Since the introduction of the round of 16 in 1986, Mexico have been eliminated at this stage of the World Cup seven times – more than twice as many as any other nation. This was also Mexico's fourth defeat on the hand of Brazil, and moreover, Mexico had never scored a single goal against Brazil in the FIFA World Cup.

Brazil vs Belgium

The teams had met in four previous matches. Their most recent meeting came in a World Cup knockout stage match in 2002, Brazil winning 2–0 to advance to the quarter-finals. That match was also the only time the two sides had previously met in a World Cup.

Belgium scored from their first corner of the game in the 13th minute, Vincent Kompany flicked on Eden Hazard's left-wing delivery but the decisive touch came from Fernandinho, who turned the ball past Alisson via his arm. Belgium doubled their lead by breaking from a Brazil corner in the 31st minute, Kevin De Bruyne arrowed a right foot drive across Alisson and into the left corner of the net from the edge of the penalty area after Romelu Lukaku collected the ball, turned and embarked on a 40-yard run with a pass at the end to free De Bruyne. Brazil's third change yielded a goal three minutes and 14 seconds after his introduction, Renato Augusto gliding between two Belgium defenders to nod a flicked header past Thibaut Courtois from a Philippe Coutinho cross. Coutinho's first-time shot flew wide and yet another Neymar penalty appeal was rejected, before he drew a fingertip save from Courtois in the 94th minute.
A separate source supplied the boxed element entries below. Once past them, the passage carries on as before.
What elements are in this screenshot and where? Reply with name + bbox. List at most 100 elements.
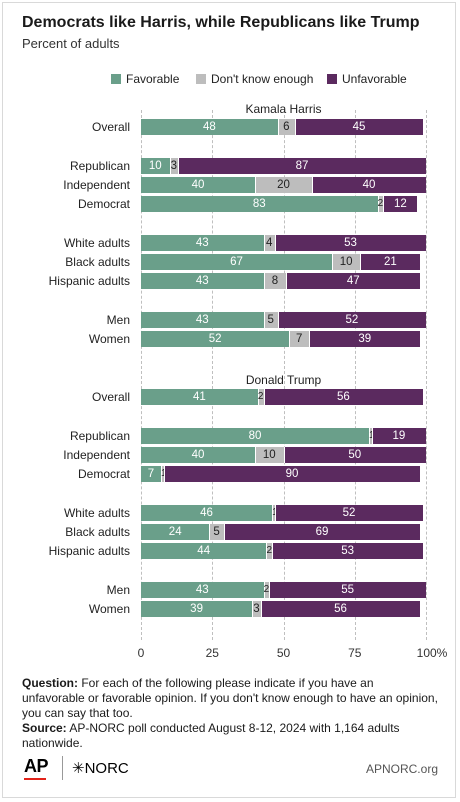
data-label-favorable: 43 [195,584,209,596]
row-label: Hispanic adults [48,274,130,288]
data-label-unfavorable: 19 [392,430,406,442]
data-label-favorable: 44 [197,545,211,557]
data-label-favorable: 40 [191,179,205,191]
bar-segment-dontknow [255,177,312,193]
bar-segment-unfavorable [223,524,421,540]
x-tick-label: 100% [416,646,448,660]
bar-segment-dontknow [277,119,295,135]
bar-segment-unfavorable [277,312,426,328]
bar-segment-dontknow [209,524,224,540]
question-note: Question: For each of the following plea… [22,676,438,721]
x-tick-label: 0 [137,646,145,660]
bar-segment-dontknow [255,447,284,463]
row-label: Hispanic adults [48,544,130,558]
data-label-unfavorable: 47 [346,275,360,287]
bar-segment-favorable [141,196,378,212]
gridline [141,110,142,640]
chart-frame [2,2,456,798]
data-label-dontknow: 20 [277,179,290,191]
legend-swatch-favorable [111,74,121,84]
bar-segment-favorable [141,582,264,598]
question-text: For each of the following please indicat… [22,676,438,720]
row-label: Overall [91,390,130,404]
row-label: White adults [63,236,130,250]
data-label-unfavorable: 53 [341,545,355,557]
row-label: Republican [69,429,130,443]
data-label-dontknow: 5 [267,314,274,326]
bar-segment-unfavorable [260,601,421,617]
norc-logo: ✳NORC [72,760,129,777]
data-label-unfavorable: 50 [348,449,362,461]
row-label: Women [88,602,130,616]
ap-logo-text: AP [24,756,49,776]
data-label-dontknow: 10 [262,449,276,461]
logo-divider [62,756,63,780]
legend-label-dontknow: Don't know enough [211,72,314,86]
data-label-dontknow: 8 [271,275,279,287]
data-label-dontknow: 3 [170,160,177,172]
row-label: Democrat [77,467,130,481]
row-label: Black adults [65,525,130,539]
data-label-favorable: 10 [148,160,162,172]
data-label-dontknow: 1 [161,466,167,482]
bar-segment-unfavorable [263,389,424,405]
x-tick-label: 75 [348,646,362,660]
bar-segment-dontknow [257,389,264,405]
bar-segment-favorable [141,601,253,617]
bar-segment-favorable [141,389,258,405]
data-label-favorable: 43 [195,314,209,326]
bar-segment-unfavorable [163,466,421,482]
data-label-dontknow: 3 [253,603,260,615]
data-label-dontknow: 2 [377,198,384,209]
data-label-dontknow: 2 [257,391,264,402]
data-label-favorable: 41 [193,391,206,403]
bar-segment-favorable [141,158,170,174]
legend-label-unfavorable: Unfavorable [342,72,407,86]
bar-segment-favorable [141,273,264,289]
data-label-favorable: 24 [168,526,182,538]
bar-segment-dontknow [263,312,278,328]
bar-segment-unfavorable [312,177,426,193]
bar-segment-unfavorable [383,196,418,212]
source-text: AP-NORC poll conducted August 8-12, 2024… [22,721,400,750]
bar-segment-dontknow [252,601,261,617]
data-label-dontknow: 7 [295,333,303,345]
bar-segment-favorable [141,466,161,482]
row-label: Independent [63,448,130,462]
legend-item-dontknow: Don't know enough [196,72,313,86]
ap-logo-underline [24,778,46,780]
bar-segment-unfavorable [371,428,426,444]
data-label-favorable: 80 [248,430,262,442]
data-label-unfavorable: 39 [358,333,372,345]
bar-segment-unfavorable [360,254,421,270]
bar-segment-favorable [141,543,267,559]
bar-segment-unfavorable [283,447,426,463]
row-label: Democrat [77,197,130,211]
data-label-unfavorable: 52 [342,507,356,519]
bar-segment-favorable [141,119,278,135]
row-label: Men [106,583,130,597]
bar-segment-unfavorable [294,119,424,135]
bar-segment-dontknow [272,505,275,521]
bar-segment-favorable [141,312,264,328]
legend-item-unfavorable: Unfavorable [327,72,407,86]
legend-item-favorable: Favorable [111,72,179,86]
bar-segment-unfavorable [272,543,424,559]
row-label: Overall [91,120,130,134]
source-label: Source: [22,721,67,735]
bar-segment-dontknow [263,273,287,289]
data-label-unfavorable: 53 [344,237,357,249]
bar-segment-favorable [141,428,369,444]
data-label-favorable: 43 [195,237,209,249]
question-label: Question: [22,676,78,690]
data-label-favorable: 46 [200,507,213,519]
chart-title: Democrats like Harris, while Republicans… [22,14,420,31]
bar-segment-dontknow [289,331,310,347]
bar-segment-favorable [141,447,255,463]
data-label-unfavorable: 90 [285,468,299,480]
legend-swatch-dontknow [196,74,206,84]
data-label-unfavorable: 56 [336,391,350,403]
data-label-favorable: 48 [203,121,216,133]
footer-url: APNORC.org [365,762,438,776]
bar-segment-dontknow [263,235,275,251]
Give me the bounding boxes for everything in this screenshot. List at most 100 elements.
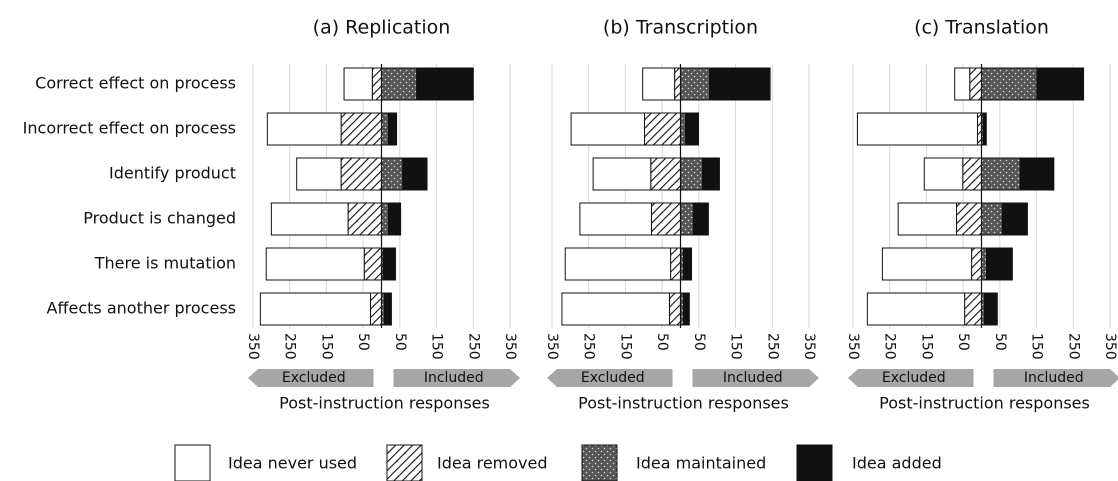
x-tick-label: 50 xyxy=(691,333,707,351)
legend-swatch xyxy=(174,444,211,481)
bar-segment xyxy=(685,112,699,146)
bar-segment xyxy=(564,247,672,281)
bar-segment xyxy=(1036,67,1085,101)
included-arrow xyxy=(993,369,1118,387)
x-tick-label: 350 xyxy=(1102,333,1118,360)
bar-segment xyxy=(265,247,365,281)
x-tick-label: 150 xyxy=(728,333,744,360)
bar-segment xyxy=(692,202,709,236)
category-label: There is mutation xyxy=(94,254,236,273)
bar-segment xyxy=(954,67,971,101)
x-tick-label: 150 xyxy=(1029,333,1045,360)
x-axis-title: Post-instruction responses xyxy=(578,394,789,413)
x-tick-label: 150 xyxy=(429,333,445,360)
x-tick-label: 350 xyxy=(801,333,817,360)
bar-segment xyxy=(976,112,982,146)
bar-segment xyxy=(668,292,682,326)
x-tick-label: 50 xyxy=(992,333,1008,351)
bar-segment xyxy=(402,157,428,191)
bar-segment xyxy=(897,202,958,236)
bar-segment xyxy=(381,67,418,101)
bar-segment xyxy=(856,112,978,146)
chart-title: (c) Translation xyxy=(914,17,1049,39)
bar-segment xyxy=(962,157,982,191)
bar-segment xyxy=(347,202,382,236)
category-label: Identify product xyxy=(109,164,236,183)
bar-segment xyxy=(680,112,687,146)
bar-segment xyxy=(382,247,396,281)
bar-segment xyxy=(881,247,973,281)
bar-segment xyxy=(383,292,392,326)
x-tick-label: 250 xyxy=(282,333,298,360)
chart-title: (a) Replication xyxy=(313,17,451,39)
legend-swatch xyxy=(796,444,833,481)
bar-segment xyxy=(296,157,342,191)
included-arrow xyxy=(393,369,520,387)
bar-segment xyxy=(592,157,652,191)
bar-segment xyxy=(650,157,681,191)
bar-segment xyxy=(387,112,398,146)
x-tick-label: 250 xyxy=(1065,333,1081,360)
x-tick-label: 150 xyxy=(617,333,633,360)
bar-segment xyxy=(986,247,1013,281)
legend-label: Idea never used xyxy=(228,454,357,473)
bar-segment xyxy=(570,112,646,146)
bar-segment xyxy=(644,112,682,146)
bar-segment xyxy=(266,112,342,146)
bar-segment xyxy=(1001,202,1028,236)
bar-segment xyxy=(381,202,389,236)
bar-segment xyxy=(923,157,964,191)
bar-segment xyxy=(674,67,682,101)
bar-segment xyxy=(416,67,474,101)
bar-segment xyxy=(650,202,682,236)
bar-segment xyxy=(340,112,383,146)
bar-segment xyxy=(670,247,682,281)
bar-segment xyxy=(866,292,966,326)
excluded-label: Excluded xyxy=(882,370,946,386)
category-label: Incorrect effect on process xyxy=(23,119,236,138)
bar-segment xyxy=(982,112,987,146)
bar-segment xyxy=(969,67,982,101)
bar-segment xyxy=(702,157,720,191)
included-label: Included xyxy=(723,370,783,386)
bar-segment xyxy=(981,247,988,281)
bar-segment xyxy=(981,67,1038,101)
included-label: Included xyxy=(1024,370,1084,386)
bar-segment xyxy=(270,202,349,236)
bar-segment xyxy=(369,292,383,326)
excluded-label: Excluded xyxy=(581,370,645,386)
bar-segment xyxy=(561,292,670,326)
bar-segment xyxy=(680,202,694,236)
excluded-arrow xyxy=(248,369,374,387)
bar-segment xyxy=(983,292,998,326)
bar-segment xyxy=(363,247,383,281)
x-tick-label: 250 xyxy=(581,333,597,360)
x-tick-label: 250 xyxy=(882,333,898,360)
x-tick-label: 50 xyxy=(955,333,971,351)
bar-segment xyxy=(971,247,983,281)
x-tick-label: 50 xyxy=(355,333,371,351)
bar-segment xyxy=(387,202,402,236)
category-label: Correct effect on process xyxy=(35,74,236,93)
bar-segment xyxy=(1019,157,1055,191)
bar-segment xyxy=(981,157,1021,191)
x-tick-label: 50 xyxy=(654,333,670,351)
bar-segment xyxy=(680,67,711,101)
bar-segment xyxy=(642,67,676,101)
x-tick-label: 150 xyxy=(318,333,334,360)
bar-segment xyxy=(340,157,383,191)
excluded-arrow xyxy=(547,369,673,387)
bar-segment xyxy=(709,67,771,101)
bar-segment xyxy=(682,247,693,281)
bar-segment xyxy=(579,202,652,236)
legend-label: Idea maintained xyxy=(636,454,766,473)
legend-label: Idea added xyxy=(852,454,942,473)
bar-segment xyxy=(981,202,1003,236)
chart-title: (b) Transcription xyxy=(603,17,758,39)
x-tick-label: 350 xyxy=(544,333,560,360)
bar-segment xyxy=(381,112,389,146)
bar-segment xyxy=(381,157,404,191)
x-tick-label: 350 xyxy=(245,333,261,360)
bar-segment xyxy=(956,202,983,236)
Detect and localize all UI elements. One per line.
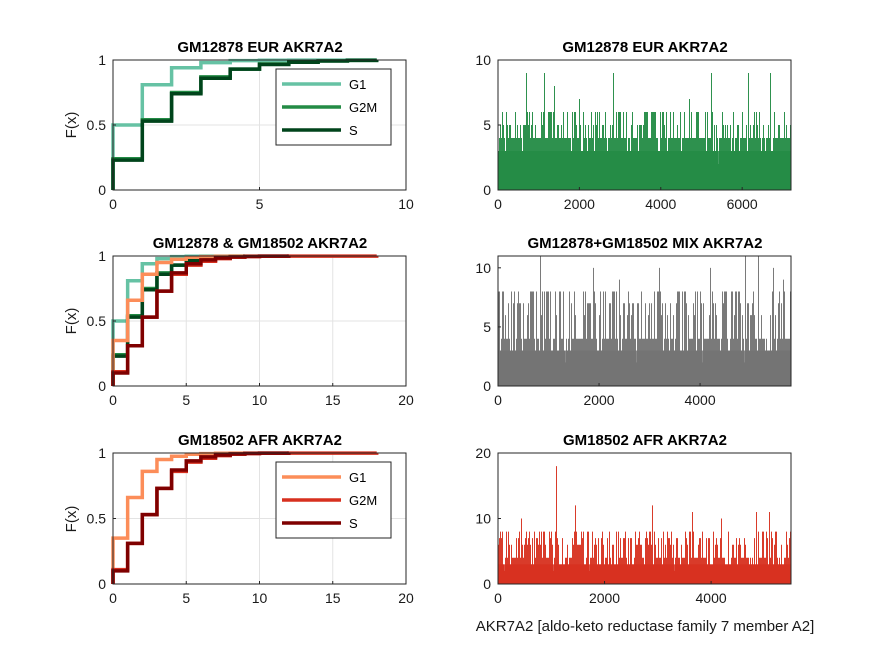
plot-title: GM12878+GM18502 MIX AKR7A2 xyxy=(528,235,763,252)
legend: G1 G2M S xyxy=(275,461,392,539)
x-tick-label: 2000 xyxy=(583,392,614,408)
x-tick-label: 15 xyxy=(325,392,341,408)
x-tick-label: 6000 xyxy=(727,196,758,212)
y-tick-label: 0.5 xyxy=(87,313,107,329)
y-tick-label: 0 xyxy=(98,182,106,198)
plot-title: GM12878 EUR AKR7A2 xyxy=(562,39,727,56)
y-axis-ticks: 00.51 xyxy=(87,445,116,592)
x-tick-label: 4000 xyxy=(696,590,727,606)
plot-title: GM12878 & GM18502 AKR7A2 xyxy=(153,235,368,252)
y-axis-ticks: 0 5 10 xyxy=(475,52,501,198)
bar-plot-mix: 0 2000 4000 0 5 10 GM12878+GM18502 MIX AKR7A2 xyxy=(475,235,792,408)
x-axis-ticks: 0 2000 4000 xyxy=(494,581,727,606)
bar-dense-band xyxy=(498,350,791,386)
x-tick-label: 2000 xyxy=(589,590,620,606)
x-axis-ticks: 0 5 10 15 20 xyxy=(109,383,414,408)
x-axis-ticks: 0 2000 4000 6000 xyxy=(494,187,758,212)
legend-label: G1 xyxy=(349,470,366,485)
bar-series xyxy=(498,73,791,190)
bar-series xyxy=(498,256,791,386)
x-tick-label: 0 xyxy=(109,392,117,408)
y-tick-label: 0.5 xyxy=(87,117,107,133)
x-tick-label: 20 xyxy=(398,392,414,408)
plot-body: 0 5 10 15 2000.51 xyxy=(87,248,414,408)
y-axis-label: F(x) xyxy=(63,506,80,533)
legend-label: G2M xyxy=(349,100,377,115)
legend-label: S xyxy=(349,516,358,531)
x-tick-label: 0 xyxy=(494,590,502,606)
x-tick-label: 20 xyxy=(398,590,414,606)
x-tick-label: 5 xyxy=(182,392,190,408)
x-tick-label: 15 xyxy=(325,590,341,606)
cdf-plot-mixed: 0 5 10 15 2000.51 GM12878 & GM18502 AKR7A2 F… xyxy=(63,235,414,408)
y-tick-label: 1 xyxy=(98,52,106,68)
y-axis-ticks: 0 5 10 xyxy=(475,260,501,394)
y-tick-label: 5 xyxy=(483,319,491,335)
x-tick-label: 10 xyxy=(252,590,268,606)
y-tick-label: 1 xyxy=(98,248,106,264)
x-axis-ticks: 0 2000 4000 xyxy=(494,383,716,408)
axes-box xyxy=(497,255,792,387)
bar-plot-gm12878-eur: 0 2000 4000 6000 0 5 10 GM12878 EUR AKR7A2 xyxy=(475,39,792,212)
y-tick-label: 0 xyxy=(483,182,491,198)
y-axis-label: F(x) xyxy=(63,308,80,335)
y-axis-label: F(x) xyxy=(63,112,80,139)
y-tick-label: 20 xyxy=(475,445,491,461)
x-axis-ticks: 0 5 10 15 20 xyxy=(109,581,414,606)
y-tick-label: 0 xyxy=(483,576,491,592)
plot-title: GM18502 AFR AKR7A2 xyxy=(563,432,727,449)
x-tick-label: 0 xyxy=(494,196,502,212)
figure-x-axis-label: AKR7A2 [aldo-keto reductase family 7 mem… xyxy=(476,618,815,635)
x-tick-label: 0 xyxy=(109,196,117,212)
y-tick-label: 0 xyxy=(98,576,106,592)
y-tick-label: 0 xyxy=(98,378,106,394)
legend-label: S xyxy=(349,123,358,138)
plot-body: 0 2000 4000 0 5 10 xyxy=(475,255,792,408)
x-tick-label: 5 xyxy=(256,196,264,212)
y-tick-label: 0 xyxy=(483,378,491,394)
legend: G1 G2M S xyxy=(275,68,392,146)
series-line-s-2 xyxy=(111,58,379,190)
x-tick-label: 0 xyxy=(109,590,117,606)
plot-body: 0 2000 4000 0 10 20 xyxy=(475,445,792,606)
y-tick-label: 5 xyxy=(483,117,491,133)
y-tick-label: 10 xyxy=(475,260,491,276)
y-axis-ticks: 0 10 20 xyxy=(475,445,501,592)
plot-body: 0 2000 4000 6000 0 5 10 xyxy=(475,52,792,212)
plot-title: GM12878 EUR AKR7A2 xyxy=(177,39,342,56)
plot-title: GM18502 AFR AKR7A2 xyxy=(178,432,342,449)
bar-dense-band xyxy=(498,564,791,584)
x-tick-label: 4000 xyxy=(645,196,676,212)
y-tick-label: 1 xyxy=(98,445,106,461)
y-axis-ticks: 00.51 xyxy=(87,52,116,198)
y-tick-label: 10 xyxy=(475,52,491,68)
x-tick-label: 4000 xyxy=(684,392,715,408)
bar-dense-band xyxy=(498,151,791,190)
x-tick-label: 10 xyxy=(398,196,414,212)
x-tick-label: 2000 xyxy=(564,196,595,212)
legend-label: G1 xyxy=(349,77,366,92)
legend-label: G2M xyxy=(349,493,377,508)
bar-plot-gm18502-afr: 0 2000 4000 0 10 20 GM18502 AFR AKR7A2 xyxy=(475,432,792,606)
y-tick-label: 0.5 xyxy=(87,511,107,527)
bar-series xyxy=(498,466,791,584)
x-tick-label: 10 xyxy=(252,392,268,408)
y-tick-label: 10 xyxy=(475,511,491,527)
x-tick-label: 0 xyxy=(494,392,502,408)
x-tick-label: 5 xyxy=(182,590,190,606)
y-axis-ticks: 00.51 xyxy=(87,248,116,394)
De Bruyne became the 100th player to score at Russia 2018 (excluding own goals). Belgium have reached the World Cup semi-finals for only the second time, losing out to eventual winners Argentina in 1986. Belgium's victory was only their second ever against Brazil, and first since a 1963 friendly match in Brussels. This was the first time in 30 matches in all competitions that Brazil had conceded more than once in a game, since a 2–2 draw with Paraguay in March 2016.